Tax return disclosure requirements could prompt some people not to run for office, “not because there is anything sinister in their tax returns, but because they would rather not have it all spelled out in front of the public,” Skinner said.
He said when a candidate such as Trump refuses to release tax information, it raises questions.
“I think there is inevitably going to be speculation about why is somebody going through such lengths, taking a pretty significant political hit to avoid doing something everyone else has done,” Skinner said of Trump. “A certain majority of the tax returns don’t always paint a terribly flattering picture.”
Skinner said that was likely the case for Clinton, who did release her tax returns, which showed that she and her husband, former President Bill Clinton, are multimillionaires and have been paid exceptionally large sums for giving speeches. The returns also showed the Clintons donate large sums to charity.
Joe Thorndike, director of the Tax History Project, prepared by the nonpartisan Tax Analyst group, said he knows of no members of Congress who regularly disclose their tax returns. He said he would have been surprised if Maine’s congressional delegation agreed to share their returns with the public.
“It is definitely the exception and not the rule when it happens – the same could be said of governors,” Thorndike said. “I’m not at all surprised that they all said ‘no,’ because they are in good company when they do that.”

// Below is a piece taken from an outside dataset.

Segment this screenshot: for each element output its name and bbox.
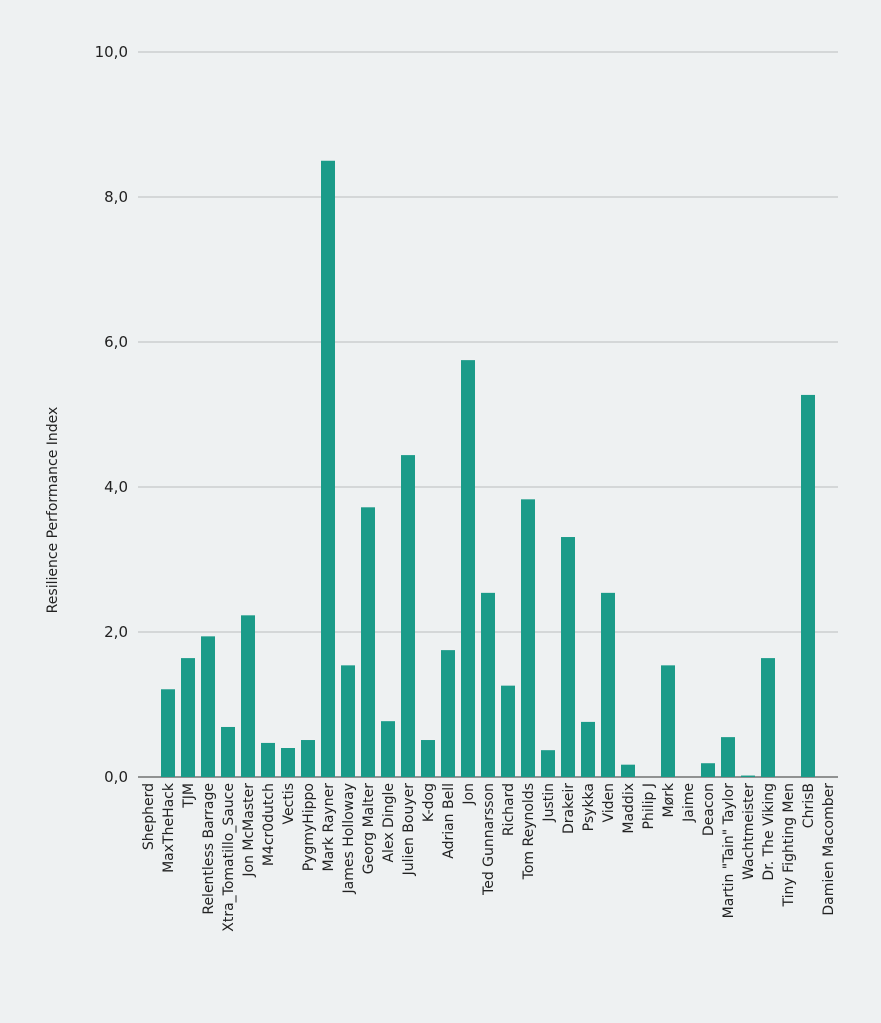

The Tax History Project archives online all the tax returns that have been released by presidential candidates, going back to Franklin D. Roosevelt’s 1937 tax return.
Thorndike, like Skinner with the Sunlight Foundation, agreed that tax returns coupled with the federal disclosure forms would give voters a more complete picture of their elected officials’ finances.
Convincing Congress to require its own members to make their tax returns public would be a major political challenge, but Thorndike said there may be enough support to require the disclosure for presidential candidates.
“I would welcome a change to the law that would require presidential candidates to disclose their tax returns and then we could see how it would play out,” Thorndike said. “But in general terms, I think more disclosure from our elected officials is better than less disclosure.”